# Quantum Feature Map¶

Many classical machine learning methods re-express their input data in a
different space to make it easier to work with, or because the new space may
have some convenient properties. A common example is support vector machines, which classify data
using a linear hyperplane. A linear hyperplane works well when the data is
already linearly separable in the original space, however this is unlikely to be
true for many data sets. To work around this it may be possible to transform the
data into a new space where it is linear by way of a *feature map*.

More formally, let \(\cal{X}\) be a set of input data. A feature map \(\phi\) is a function that acts as \(\phi : \cal{X} \rightarrow \cal{F}\) where \(\cal{F}\) is the feature space. The outputs of the map on the individual data points, \(\phi(x)\) for all \(x \in \cal{X}\), are called feature vectors.

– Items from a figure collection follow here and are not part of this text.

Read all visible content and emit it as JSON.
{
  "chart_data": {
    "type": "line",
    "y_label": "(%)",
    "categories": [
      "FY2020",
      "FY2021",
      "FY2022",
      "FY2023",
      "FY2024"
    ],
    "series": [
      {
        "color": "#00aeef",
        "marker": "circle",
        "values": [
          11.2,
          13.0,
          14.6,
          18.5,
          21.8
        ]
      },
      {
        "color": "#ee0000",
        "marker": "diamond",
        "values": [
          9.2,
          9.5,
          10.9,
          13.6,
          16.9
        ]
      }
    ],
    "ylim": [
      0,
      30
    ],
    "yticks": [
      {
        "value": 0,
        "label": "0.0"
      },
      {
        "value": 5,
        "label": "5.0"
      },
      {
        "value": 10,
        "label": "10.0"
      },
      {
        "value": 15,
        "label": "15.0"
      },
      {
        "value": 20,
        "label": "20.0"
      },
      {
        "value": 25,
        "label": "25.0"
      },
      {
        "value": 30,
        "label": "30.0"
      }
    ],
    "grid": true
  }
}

In general \(\cal{F}\) is just a vector space — a *quantum feature map*
\(\phi : \cal{X} \rightarrow \cal{F}\) is a feature map where the vector
space \(\cal{F}\) is a Hilbert space and the feature vectors are quantum
states. The map transforms \(x \rightarrow |\phi(x)\rangle\) by way of a
unitary transformation \(U_{\phi}(x)\), which is typically a
variational circuit whose parameters
depend on the input data.

For some more detailed examples of quantum feature maps, see the entry for quantum embeddings, and the key references Schuld & Killoran (2018), and Havlicek et al. (2018).